Her instruction had been to incapacitate but not fatally wound. They still hadn’t found Maureen. A dead source or kidnapper told no tales.

The next phone chirp was Tess. Thinner by ounces, Tess had the true light blonde hair men sometimes killed for, and that glasses-wearing librarian thing going for her. The problem as Harmony saw it was that Tess was too damn smart for her own good. She had no heart, at least not one that got in the way of advancing her career. While Harmony always had at least two, or sometimes three like at present, men to toy with, Tess struggled to hold onto one. They’d be attracted to her physical beauty but most couldn’t hold an intelligent conversation to keep her attention.
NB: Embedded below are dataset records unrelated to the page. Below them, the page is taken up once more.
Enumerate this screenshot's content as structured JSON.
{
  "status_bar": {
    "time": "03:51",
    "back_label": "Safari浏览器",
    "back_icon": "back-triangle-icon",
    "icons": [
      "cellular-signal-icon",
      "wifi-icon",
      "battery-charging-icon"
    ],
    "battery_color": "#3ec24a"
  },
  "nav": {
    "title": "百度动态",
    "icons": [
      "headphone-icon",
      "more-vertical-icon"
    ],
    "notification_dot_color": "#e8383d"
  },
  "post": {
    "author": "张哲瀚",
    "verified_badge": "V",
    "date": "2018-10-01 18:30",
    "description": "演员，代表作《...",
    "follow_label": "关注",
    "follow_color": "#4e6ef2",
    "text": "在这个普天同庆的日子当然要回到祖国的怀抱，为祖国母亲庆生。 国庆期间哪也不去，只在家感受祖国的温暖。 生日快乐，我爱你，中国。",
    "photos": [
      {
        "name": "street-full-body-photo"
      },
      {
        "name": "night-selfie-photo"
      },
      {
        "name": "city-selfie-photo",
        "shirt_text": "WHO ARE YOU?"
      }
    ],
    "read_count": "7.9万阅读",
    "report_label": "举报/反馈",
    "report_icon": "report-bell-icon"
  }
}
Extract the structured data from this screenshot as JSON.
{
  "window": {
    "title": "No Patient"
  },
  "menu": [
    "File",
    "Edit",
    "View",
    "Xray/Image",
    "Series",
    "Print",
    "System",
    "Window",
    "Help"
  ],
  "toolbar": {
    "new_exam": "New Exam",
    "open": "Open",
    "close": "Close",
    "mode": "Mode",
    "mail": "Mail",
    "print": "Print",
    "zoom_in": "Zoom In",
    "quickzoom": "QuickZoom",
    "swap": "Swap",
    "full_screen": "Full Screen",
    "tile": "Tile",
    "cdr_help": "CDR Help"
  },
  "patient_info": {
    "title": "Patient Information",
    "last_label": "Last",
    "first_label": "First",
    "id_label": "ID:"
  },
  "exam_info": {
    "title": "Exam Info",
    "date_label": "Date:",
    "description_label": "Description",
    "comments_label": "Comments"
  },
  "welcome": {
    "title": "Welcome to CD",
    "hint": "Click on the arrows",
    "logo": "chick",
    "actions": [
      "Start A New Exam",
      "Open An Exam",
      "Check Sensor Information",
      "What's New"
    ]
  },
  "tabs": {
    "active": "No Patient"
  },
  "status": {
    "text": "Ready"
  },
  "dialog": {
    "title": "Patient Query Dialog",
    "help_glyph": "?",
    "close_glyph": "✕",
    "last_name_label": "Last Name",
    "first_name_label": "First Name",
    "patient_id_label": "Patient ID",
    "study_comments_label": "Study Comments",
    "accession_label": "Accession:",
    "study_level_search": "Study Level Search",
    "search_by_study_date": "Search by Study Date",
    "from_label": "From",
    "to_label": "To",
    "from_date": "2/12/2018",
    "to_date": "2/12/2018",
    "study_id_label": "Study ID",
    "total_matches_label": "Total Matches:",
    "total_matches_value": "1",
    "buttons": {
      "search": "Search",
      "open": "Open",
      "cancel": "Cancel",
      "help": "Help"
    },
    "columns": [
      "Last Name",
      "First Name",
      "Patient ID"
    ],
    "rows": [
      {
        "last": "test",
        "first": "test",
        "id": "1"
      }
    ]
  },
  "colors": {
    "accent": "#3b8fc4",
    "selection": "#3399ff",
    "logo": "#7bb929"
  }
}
Harmony’s strength, as she saw it, was reading people, seeing what they had to offer, and getting what she could from them. Tess didn’t have the patience.

The mistake Harmony knew she’d made last year, when she got in her Jeep with Tim the drug dealer and thinking it was a good idea, was pride. Crome, whom she’d been toying with, had broken protocol and asked Brack to find out from Darcy some information. Nothing wrong except that sooner or later, Harmony would have found it. But the man had gone around her. And no one went around Harmony, as far as she was concerned.

So she got shot for being a bonehead. She wouldn’t make that mistake again. Brack’s wife might not appreciate Harmony using her husband as backup, but that didn’t stop him from agreeing so it must be okay, right?

Someone like Tess would dismiss the whole idea as illogical, but Harmony knew deep down that she used people. She was using Brack. After being shot, she had done a lot of self evaluation and had decided from then on to be honest with herself no matter what.

People like Brack could die helping her. She knew this. Such was life.

  

Wednesday, early evening

  

Volunteering to monitor the tracker they’d placed on Crome’s motorcycle, Tess decided, was not the most rewarding of tasks. But it had to be done. The man was out of control, but only inasmuch as he was dissing his friends and she couldn’t understand why.

With a borrowed Toyota Camry and the tablet from Harmony, Tess had done her best to keep up with the biker. It wasn’t easy. The man must have thought obeying traffic laws was a voluntary activity. The poor car gave all she had, and it was barely enough at times. Luckily the tracker made up the difference. If she lost him, and it happened quite frequently, the tracker told her by how far.

Crome must have sensed he was being followed because he doubled back several times, making extra turns. He’d almost outsmarted her on more than one occasion, and once to the point that the cover of her rolling incognito car would be blown. She’d had to pull into a gas station and duck when he’d made a quick U-turn and accelerated back toward her. Lucky for her, the sound of his straight-piped exhaust announced both his presence and departure. She’d simply waited for the rumble to lessen.

What she didn’t expect was his destination. When he turned into the parking lot of the Palmetto Pulse, she nearly followed behind him, catching herself at the last minute and accelerating away.

Parking a block down with a view of the exit of the lot, she put on a baseball cap and called Harmony. Together they’d decide if they were ready to call Blu yet.